Oscillatory Order-Disorder Transition during Layer-by-Layer Growth of Indium Selenide

It is important to understand the polymorph transition and crystal-amorphous phase transition in In2Se3 to tap the potential of this material for resistive memory storage. By monitoring layer-by-layer growth of beta-In(2)Se(3 )during molecular beam epitaxy (MBE), we are able to identify a cyclical order- disorder transition characterized by a periodic alternation between a glassy-like metastable subunit cell film consisting of n < 5 sublayers (nth layers = the number of subunit cell layers), and a highly crystalline beta-In2Se3 at n = 5 layers. The glassy phase shows an odd-even alternation between the indium-cluster layer (n = 1, 3) and an In-Se solid solution (n = 2, 4), which suggests the ability of In and Se atoms to diffuse, aggregate, and intermix. These dynamic natures of In and Se atoms contribute to a defect-driven memory resistive behavior in current-voltage sweeps that is different from the ferroelectric switching of alpha-In2Se3 .

Automated summary

Understanding the polymorph transition and crystal-amorphous phase transition is crucial for exploring the potential of In2Se3 in resistive memory storage.

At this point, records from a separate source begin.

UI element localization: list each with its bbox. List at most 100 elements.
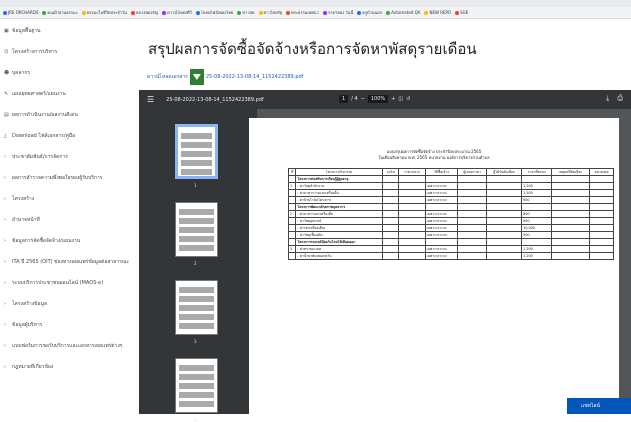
- table-cell: [457, 182, 488, 190]
- sidebar-item[interactable]: ⤓ Download ไฟล์เอกสาร/คู่มือ: [0, 125, 138, 146]
- table-header-cell: ผู้ได้รับคัดเลือก: [486, 168, 523, 176]
- bookmark-favicon-icon: [424, 10, 429, 15]
- bookmark-item[interactable]: SUE: [455, 10, 468, 15]
- bookmark-item[interactable]: ครูบ้านนอก: [357, 9, 382, 16]
- sidebar-item[interactable]: › ข้อมูลผู้บริหาร: [0, 314, 138, 335]
- thumb-content: [181, 160, 212, 166]
- table-cell: [287, 175, 297, 183]
- doc-subtitle: ในเดือนสิงหาคม พ.ศ. 2565 หน่วยงาน องค์กา…: [378, 155, 490, 160]
- sidebar-item-label: บุคลากร: [12, 69, 31, 76]
- table-cell: เฉพาะเจาะจง: [424, 217, 459, 225]
- table-cell: - ค่าน้ำยาพ่นหมอกควัน: [295, 252, 383, 260]
- sidebar-item-label: Download ไฟล์เอกสาร/คู่มือ: [12, 132, 76, 139]
- zoom-input[interactable]: 100%: [367, 95, 389, 103]
- page-thumbnail[interactable]: [175, 202, 218, 257]
- sidebar-item[interactable]: › อำนาจหน้าที่: [0, 209, 138, 230]
- sidebar-item[interactable]: › โครงสร้าง: [0, 188, 138, 209]
- arrow-icon: ›: [4, 300, 6, 307]
- download-icon[interactable]: ⤓: [606, 94, 609, 103]
- table-cell: [588, 224, 615, 232]
- arrow-icon: ›: [4, 174, 6, 181]
- table-cell: [457, 175, 488, 183]
- download-row[interactable]: ดาวน์โหลดเอกสาร 25-08-2022-13-08-14_1152…: [147, 69, 303, 85]
- table-cell: [381, 196, 400, 204]
- bookmark-favicon-icon: [455, 10, 460, 15]
- table-cell: [381, 217, 400, 225]
- table-cell: [588, 245, 615, 253]
- page-title: สรุปผลการจัดซื้อจัดจ้างหรือการจัดหาพัสดุ…: [148, 40, 477, 58]
- zoom-in-icon[interactable]: +: [391, 96, 395, 102]
- thumb-content: [179, 383, 214, 389]
- menu-icon[interactable]: ☰: [147, 95, 154, 104]
- bookmark-favicon-icon: [286, 10, 291, 15]
- table-cell: [486, 196, 523, 204]
- table-cell: 900: [521, 217, 553, 225]
- sidebar-item[interactable]: › ผลการสำรวจความพึงพอใจของผู้รับบริการ: [0, 167, 138, 188]
- bookmark-label: พระธรรมเทศนา: [291, 10, 319, 15]
- sidebar-item[interactable]: › กฎหมายที่เกี่ยวข้อง: [0, 356, 138, 377]
- bookmark-label: ดาวน์โหลดทีวี: [167, 10, 192, 15]
- procurement-table: ที่ โครงการ/กิจกรรม วงเงิน ราคากลาง วิธีซื้อ…: [287, 168, 615, 260]
- page-thumbnail[interactable]: [175, 358, 218, 413]
- bookmark-item[interactable]: ธรรมะในชีวิตประจำวัน: [81, 9, 127, 16]
- table-cell: [381, 203, 400, 211]
- sidebar-item[interactable]: › ITA ปี 2565 (OIT) ช่องทางเผยแพร่ข้อมูลต…: [0, 251, 138, 272]
- print-icon[interactable]: ⎙: [617, 94, 623, 103]
- bookmark-item[interactable]: ดาวน์โหลดทีวี: [162, 9, 192, 16]
- table-cell: [551, 175, 590, 183]
- table-cell: [551, 231, 590, 239]
- bookmark-item[interactable]: โหลดไฟล์เพลงไทย: [195, 9, 233, 16]
- arrow-icon: ›: [4, 216, 6, 223]
- page-thumbnail[interactable]: [175, 124, 218, 179]
- zoom-out-icon[interactable]: −: [361, 96, 365, 102]
- sidebar-item-label: ข้อมูลการจัดซื้อจัดจ้าง/แผนงาน: [12, 237, 81, 244]
- table-cell: [486, 231, 523, 239]
- table-cell: [398, 217, 426, 225]
- table-row: - ค่าเช่าเครื่องเสียง เฉพาะเจาะจง 10,000: [287, 224, 615, 232]
- bookmark-label: ธรรมะในชีวิตประจำวัน: [86, 10, 127, 15]
- table-cell: - ค่าทรายอะเบท: [295, 245, 383, 253]
- page-input[interactable]: 1: [339, 95, 349, 103]
- download-arrow-icon[interactable]: [189, 69, 204, 85]
- table-cell: 500: [521, 231, 553, 239]
- sidebar-item[interactable]: ▣ ข้อมูลพื้นฐาน: [0, 20, 138, 41]
- sidebar-item[interactable]: › โครงสร้างข้อมูล: [0, 293, 138, 314]
- sidebar-item[interactable]: › ระบบบริการประชาชนออนไลน์ (MAOS-e): [0, 272, 138, 293]
- table-cell: [486, 175, 523, 183]
- bookmark-item[interactable]: JRE ORCHARDS: [3, 10, 38, 15]
- table-cell: [486, 182, 523, 190]
- sidebar-item[interactable]: ✎ แผนยุทธศาสตร์/แผนงาน: [0, 83, 138, 104]
- chat-button[interactable]: แชทไลน์: [567, 398, 631, 414]
- table-cell: [551, 182, 590, 190]
- download-link[interactable]: 25-08-2022-13-08-14_1152422389.pdf: [206, 74, 304, 80]
- table-header-cell: วิธีซื้อ/จ้าง: [424, 168, 459, 176]
- bookmark-item[interactable]: ราคาทอง วันนี้: [322, 9, 353, 16]
- table-cell: 1,200: [521, 252, 553, 260]
- table-row: โครงการพัฒนาศักยภาพบุคลากร: [287, 203, 615, 211]
- bookmark-item[interactable]: พระธรรมเทศนา: [286, 9, 319, 16]
- people-icon: ☻: [4, 69, 10, 76]
- table-cell: - ค่าป้ายไวนิลโครงการ: [295, 196, 383, 204]
- thumb-content: [179, 305, 214, 311]
- table-cell: [457, 224, 488, 232]
- bookmark-item[interactable]: คนเฝ้าสวนธรรมะ: [42, 9, 78, 16]
- sidebar-item[interactable]: ⌬ โครงสร้างการบริหาร: [0, 41, 138, 62]
- sidebar-item[interactable]: ☻ บุคลากร: [0, 62, 138, 83]
- bookmark-item[interactable]: ข่าวไทยรัฐ: [258, 9, 282, 16]
- bookmark-item[interactable]: Automated QA: [386, 10, 420, 15]
- bookmark-item[interactable]: ข่าวสด: [237, 9, 255, 16]
- rotate-icon[interactable]: ↺: [406, 96, 410, 102]
- bookmark-item[interactable]: NEW REPO: [424, 10, 451, 15]
- sidebar-item[interactable]: ▤ ผลการดำเนินงาน/ผลงานดีเด่น: [0, 104, 138, 125]
- bookmark-item[interactable]: หลวงพ่อจรัญ: [130, 9, 158, 16]
- table-cell: [521, 175, 553, 183]
- table-cell: [398, 245, 426, 253]
- pdf-viewer: ☰ 25-08-2022-13-08-14_1152422389.pdf 1 /…: [139, 90, 631, 422]
- sidebar-item[interactable]: › ข้อมูลการจัดซื้อจัดจ้าง/แผนงาน: [0, 230, 138, 251]
- thumbnail-panel: 1 2 3 4: [139, 109, 257, 422]
- sidebar-item[interactable]: › ประชาสัมพันธ์/การจัดการ: [0, 146, 138, 167]
- fit-page-icon[interactable]: ◫: [398, 96, 403, 102]
- page-thumbnail[interactable]: [175, 280, 218, 335]
- page-controls: 1 / 4 − 100% + ◫ ↺: [339, 95, 410, 103]
- sidebar-item[interactable]: › แบบฟอร์มการขอรับบริการและเอกสารเผยแพร่ต…: [0, 335, 138, 356]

By monitoring the growth of beta-In(2)Se(3 )layer by layer during molecular beam epitaxy (MBE), we observed a cyclic order-disorder transition where the material exhibited a glassy-like metastable subunit cell film with n < 5 sublayers and highly crystalline beta-In2Se3 at n = 5 layers. The alternating behavior between the indium-cluster layer and In-Se solid solution suggests the diffusion, aggregation, and intermixing of In and Se atoms. These dynamic properties contribute to a defect-driven memory resistive behavior different from the ferroelectric switching of alpha-In2Se3.